The recovery DVD would be a Sony OEM recovery disc... would not have come from Microsoft.



InCollege4Life said:


> I just need to know how to make my laptop boot from the partition with just using the command prompt


You are at the cmd/DOS prompt because you booted with non-Genuine DVD (from what I have thus far gathered from prior posts). You have obviously suffered a catastrophic system event, given that you cannot boot from HDD into normal Windows, SAFEMODE or recovery. Normally when the system is unable to boot into normal Windows, it will automatically boot into recovery using the HDD recovery partition.

When you boot from non-OEM Vista bootable DVD, files are loaded into RAM - "drive x: " - a RAM disk.




InCollege4Life said:


> *Everyone else just please read what is highlighted in red earlier, That is where Im at except im stuck at what to do/commands in the command prompt window*


You must boot from a Sony OEM recovery DVD or the HDD recovery partition. 

Check owner's manual on Sony Support site - get the model # from bottom of laptop) and verify that F10 is in fact the correct key sequence for HDD recovery boot.

Regards. . .

jcgriff2

.


----------



## InCollege4Life (Apr 23, 2010)

OK i know what key it is, F11, it still will not boot from recovery partition by pressing F11. It reboots every 2 seconds or faster if i press F11 before 2 secs.
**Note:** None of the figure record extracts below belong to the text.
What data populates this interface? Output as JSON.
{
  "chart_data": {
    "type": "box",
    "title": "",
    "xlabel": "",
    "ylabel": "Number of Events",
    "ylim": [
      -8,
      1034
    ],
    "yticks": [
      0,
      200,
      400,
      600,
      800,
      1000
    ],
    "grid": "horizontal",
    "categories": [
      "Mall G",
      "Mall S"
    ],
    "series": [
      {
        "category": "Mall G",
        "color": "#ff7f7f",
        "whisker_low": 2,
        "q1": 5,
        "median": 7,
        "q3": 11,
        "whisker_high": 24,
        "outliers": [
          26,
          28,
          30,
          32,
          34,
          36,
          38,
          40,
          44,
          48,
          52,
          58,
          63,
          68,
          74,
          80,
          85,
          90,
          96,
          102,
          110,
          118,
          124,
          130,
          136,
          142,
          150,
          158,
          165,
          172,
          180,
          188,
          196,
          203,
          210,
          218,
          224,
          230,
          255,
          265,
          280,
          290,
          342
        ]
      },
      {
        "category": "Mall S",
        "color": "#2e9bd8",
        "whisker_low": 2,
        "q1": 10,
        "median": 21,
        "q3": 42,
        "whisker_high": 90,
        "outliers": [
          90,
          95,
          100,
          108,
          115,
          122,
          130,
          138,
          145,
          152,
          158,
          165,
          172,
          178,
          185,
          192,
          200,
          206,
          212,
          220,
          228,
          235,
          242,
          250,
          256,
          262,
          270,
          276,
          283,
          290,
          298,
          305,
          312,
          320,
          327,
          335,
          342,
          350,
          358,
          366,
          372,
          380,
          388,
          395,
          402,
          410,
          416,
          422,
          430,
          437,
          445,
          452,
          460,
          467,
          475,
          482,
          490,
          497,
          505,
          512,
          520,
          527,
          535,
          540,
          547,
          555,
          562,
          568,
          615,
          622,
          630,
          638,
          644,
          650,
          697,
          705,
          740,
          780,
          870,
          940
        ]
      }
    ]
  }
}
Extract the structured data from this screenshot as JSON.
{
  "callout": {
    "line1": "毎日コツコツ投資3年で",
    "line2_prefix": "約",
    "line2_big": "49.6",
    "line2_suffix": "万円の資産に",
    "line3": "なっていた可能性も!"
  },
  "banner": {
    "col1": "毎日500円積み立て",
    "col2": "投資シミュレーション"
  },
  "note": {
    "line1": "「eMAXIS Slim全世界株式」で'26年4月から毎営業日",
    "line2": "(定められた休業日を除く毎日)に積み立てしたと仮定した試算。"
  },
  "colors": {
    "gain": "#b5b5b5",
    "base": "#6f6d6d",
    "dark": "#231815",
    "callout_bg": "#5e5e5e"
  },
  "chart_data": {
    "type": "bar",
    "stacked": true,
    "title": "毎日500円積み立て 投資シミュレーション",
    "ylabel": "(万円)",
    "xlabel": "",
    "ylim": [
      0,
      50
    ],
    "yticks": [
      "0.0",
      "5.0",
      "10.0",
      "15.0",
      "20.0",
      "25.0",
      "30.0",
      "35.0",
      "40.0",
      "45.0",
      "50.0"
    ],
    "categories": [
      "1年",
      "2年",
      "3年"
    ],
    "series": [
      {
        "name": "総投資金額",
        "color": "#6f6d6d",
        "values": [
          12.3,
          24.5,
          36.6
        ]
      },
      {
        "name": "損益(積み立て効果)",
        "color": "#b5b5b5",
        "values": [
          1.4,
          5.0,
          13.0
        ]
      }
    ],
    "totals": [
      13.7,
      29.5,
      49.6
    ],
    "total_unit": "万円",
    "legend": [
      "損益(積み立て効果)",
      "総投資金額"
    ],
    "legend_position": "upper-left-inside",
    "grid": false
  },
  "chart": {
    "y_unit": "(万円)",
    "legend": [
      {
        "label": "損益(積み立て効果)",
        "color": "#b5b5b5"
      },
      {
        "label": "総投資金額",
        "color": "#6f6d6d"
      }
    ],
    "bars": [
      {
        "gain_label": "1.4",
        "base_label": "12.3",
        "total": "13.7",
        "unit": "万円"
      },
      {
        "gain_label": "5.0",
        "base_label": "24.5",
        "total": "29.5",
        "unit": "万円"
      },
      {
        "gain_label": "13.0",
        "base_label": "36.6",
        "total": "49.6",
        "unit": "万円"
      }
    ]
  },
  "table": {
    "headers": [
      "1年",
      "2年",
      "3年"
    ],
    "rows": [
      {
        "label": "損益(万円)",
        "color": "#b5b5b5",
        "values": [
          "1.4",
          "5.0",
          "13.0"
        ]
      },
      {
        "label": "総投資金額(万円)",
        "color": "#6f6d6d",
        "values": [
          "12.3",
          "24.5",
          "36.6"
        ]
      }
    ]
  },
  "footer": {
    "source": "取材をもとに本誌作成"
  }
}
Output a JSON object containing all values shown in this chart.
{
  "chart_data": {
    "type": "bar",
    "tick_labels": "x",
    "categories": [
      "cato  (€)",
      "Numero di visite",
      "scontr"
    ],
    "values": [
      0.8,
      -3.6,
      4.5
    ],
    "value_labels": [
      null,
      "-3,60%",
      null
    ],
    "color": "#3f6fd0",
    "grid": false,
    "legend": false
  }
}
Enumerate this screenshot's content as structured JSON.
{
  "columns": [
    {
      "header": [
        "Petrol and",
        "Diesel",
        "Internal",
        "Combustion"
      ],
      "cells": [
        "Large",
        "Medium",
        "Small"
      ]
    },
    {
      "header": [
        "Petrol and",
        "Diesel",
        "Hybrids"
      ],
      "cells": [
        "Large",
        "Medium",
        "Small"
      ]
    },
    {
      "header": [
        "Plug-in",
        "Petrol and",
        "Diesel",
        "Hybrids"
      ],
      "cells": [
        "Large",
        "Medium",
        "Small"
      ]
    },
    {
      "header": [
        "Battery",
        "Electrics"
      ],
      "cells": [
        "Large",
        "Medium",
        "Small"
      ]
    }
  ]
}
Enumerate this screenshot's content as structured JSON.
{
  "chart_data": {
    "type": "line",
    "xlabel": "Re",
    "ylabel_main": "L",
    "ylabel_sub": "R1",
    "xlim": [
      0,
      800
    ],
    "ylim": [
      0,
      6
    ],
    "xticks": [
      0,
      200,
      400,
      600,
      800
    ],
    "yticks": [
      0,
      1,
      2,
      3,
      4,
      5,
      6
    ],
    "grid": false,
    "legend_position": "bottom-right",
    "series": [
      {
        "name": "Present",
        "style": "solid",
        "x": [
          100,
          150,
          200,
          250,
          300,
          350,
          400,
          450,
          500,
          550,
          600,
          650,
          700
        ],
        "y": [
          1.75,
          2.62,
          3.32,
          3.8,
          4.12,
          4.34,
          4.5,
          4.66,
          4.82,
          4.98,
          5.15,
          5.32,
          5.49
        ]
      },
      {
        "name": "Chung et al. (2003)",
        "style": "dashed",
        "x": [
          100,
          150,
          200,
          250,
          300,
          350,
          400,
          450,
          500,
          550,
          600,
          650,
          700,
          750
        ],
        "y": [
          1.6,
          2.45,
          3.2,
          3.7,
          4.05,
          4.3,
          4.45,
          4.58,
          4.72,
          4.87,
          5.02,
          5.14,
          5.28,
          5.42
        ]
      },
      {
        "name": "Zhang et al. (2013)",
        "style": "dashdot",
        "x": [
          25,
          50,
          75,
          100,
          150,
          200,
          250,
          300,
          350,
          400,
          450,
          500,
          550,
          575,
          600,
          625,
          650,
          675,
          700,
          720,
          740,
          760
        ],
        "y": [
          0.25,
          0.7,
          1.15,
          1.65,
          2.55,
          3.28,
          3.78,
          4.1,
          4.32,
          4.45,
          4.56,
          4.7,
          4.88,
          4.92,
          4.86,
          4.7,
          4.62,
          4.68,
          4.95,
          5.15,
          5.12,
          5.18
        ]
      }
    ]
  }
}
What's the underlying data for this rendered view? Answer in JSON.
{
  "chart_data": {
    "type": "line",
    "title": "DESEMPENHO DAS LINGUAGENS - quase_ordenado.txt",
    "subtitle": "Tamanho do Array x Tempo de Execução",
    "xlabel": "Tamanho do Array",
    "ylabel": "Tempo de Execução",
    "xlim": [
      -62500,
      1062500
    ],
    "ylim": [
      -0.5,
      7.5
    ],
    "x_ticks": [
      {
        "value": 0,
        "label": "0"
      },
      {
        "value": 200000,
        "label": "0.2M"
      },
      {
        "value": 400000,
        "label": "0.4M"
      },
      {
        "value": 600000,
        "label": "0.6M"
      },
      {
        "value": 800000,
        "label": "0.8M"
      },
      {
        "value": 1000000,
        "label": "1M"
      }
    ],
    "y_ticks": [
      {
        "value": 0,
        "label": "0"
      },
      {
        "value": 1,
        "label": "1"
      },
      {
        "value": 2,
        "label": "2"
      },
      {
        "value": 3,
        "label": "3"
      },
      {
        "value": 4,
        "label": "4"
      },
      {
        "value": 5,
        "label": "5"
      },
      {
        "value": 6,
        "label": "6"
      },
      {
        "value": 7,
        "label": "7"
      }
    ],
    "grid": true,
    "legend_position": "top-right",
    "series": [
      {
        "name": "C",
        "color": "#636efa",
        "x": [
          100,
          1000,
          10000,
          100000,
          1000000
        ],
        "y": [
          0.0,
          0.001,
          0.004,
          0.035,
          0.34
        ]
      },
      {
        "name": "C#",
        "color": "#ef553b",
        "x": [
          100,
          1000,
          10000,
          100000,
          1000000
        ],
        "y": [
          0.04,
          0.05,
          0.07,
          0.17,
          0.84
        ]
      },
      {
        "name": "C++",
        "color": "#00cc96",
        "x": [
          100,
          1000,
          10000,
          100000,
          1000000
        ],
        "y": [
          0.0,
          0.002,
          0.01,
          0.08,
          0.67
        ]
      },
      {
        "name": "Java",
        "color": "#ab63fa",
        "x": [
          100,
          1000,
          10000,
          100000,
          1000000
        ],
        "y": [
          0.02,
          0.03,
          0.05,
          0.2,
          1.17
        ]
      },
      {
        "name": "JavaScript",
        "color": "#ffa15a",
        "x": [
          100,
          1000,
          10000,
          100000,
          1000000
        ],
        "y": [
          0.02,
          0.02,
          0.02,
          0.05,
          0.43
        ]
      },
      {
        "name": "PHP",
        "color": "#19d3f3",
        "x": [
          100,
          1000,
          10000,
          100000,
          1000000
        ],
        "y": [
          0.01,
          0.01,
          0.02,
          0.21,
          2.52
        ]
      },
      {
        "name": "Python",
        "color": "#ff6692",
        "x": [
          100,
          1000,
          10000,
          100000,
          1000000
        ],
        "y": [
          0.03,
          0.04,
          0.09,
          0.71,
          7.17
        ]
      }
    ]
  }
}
So you are saying I cannot boot form the Recovery Partition?

The cd is not the issue, once i pull up the command prompt i can acces the E: (recovery partition) on the HDD. The CD is from microsoft and it is the VIsta recovery center. I cannot select my partition from there most likely since C: is corrupt.

SO as the same instance as above in RED but for different Reasons I am using Vista Recovery to pull up a command prompt
*
I just want to know how to boot from the recovery Partition SINCE F11 doesnt work. By using the command prompt dialogue*

I know there is another way for this to happen


----------



## jcgriff2 (Sep 30, 2007)

Booting into/ from the recovery partition involves a system re-start. If F11 is the key and it does boot the system into recovery, I would have to say that the recovery partition is damaged along with the recovery-related files found on the OS drive as well. The OS drive and the recovery partition "talk" to each other.

I assure you that I understand your frustration here and and am not playing a game of semantics with you. If I had a direct answer to your question, I would provide it to you.

I am unfamiliar with the Windows Recovery Environment disc that you said Microsoft provided to you as kb927392 states -


> To run the Bootrec.exe tool, you must start Windows RE. To do this, follow these steps:
> 
> 1. Put the Windows Vista or Windows 7 installation disc in the disc drive, and then start the computer.
> 2. Press a key when you are prompted.
> ...


You do not have #1 - the Sony OEM Vista recovery DVD.

Regards. . .

jcgriff2

.


----------



## InCollege4Life (Apr 23, 2010)

ok figured it out. 
using my made disk opened command prompt
from there finally made the recovery partition the primary (just thought i did earlier i guess)
booting from recovery now


----------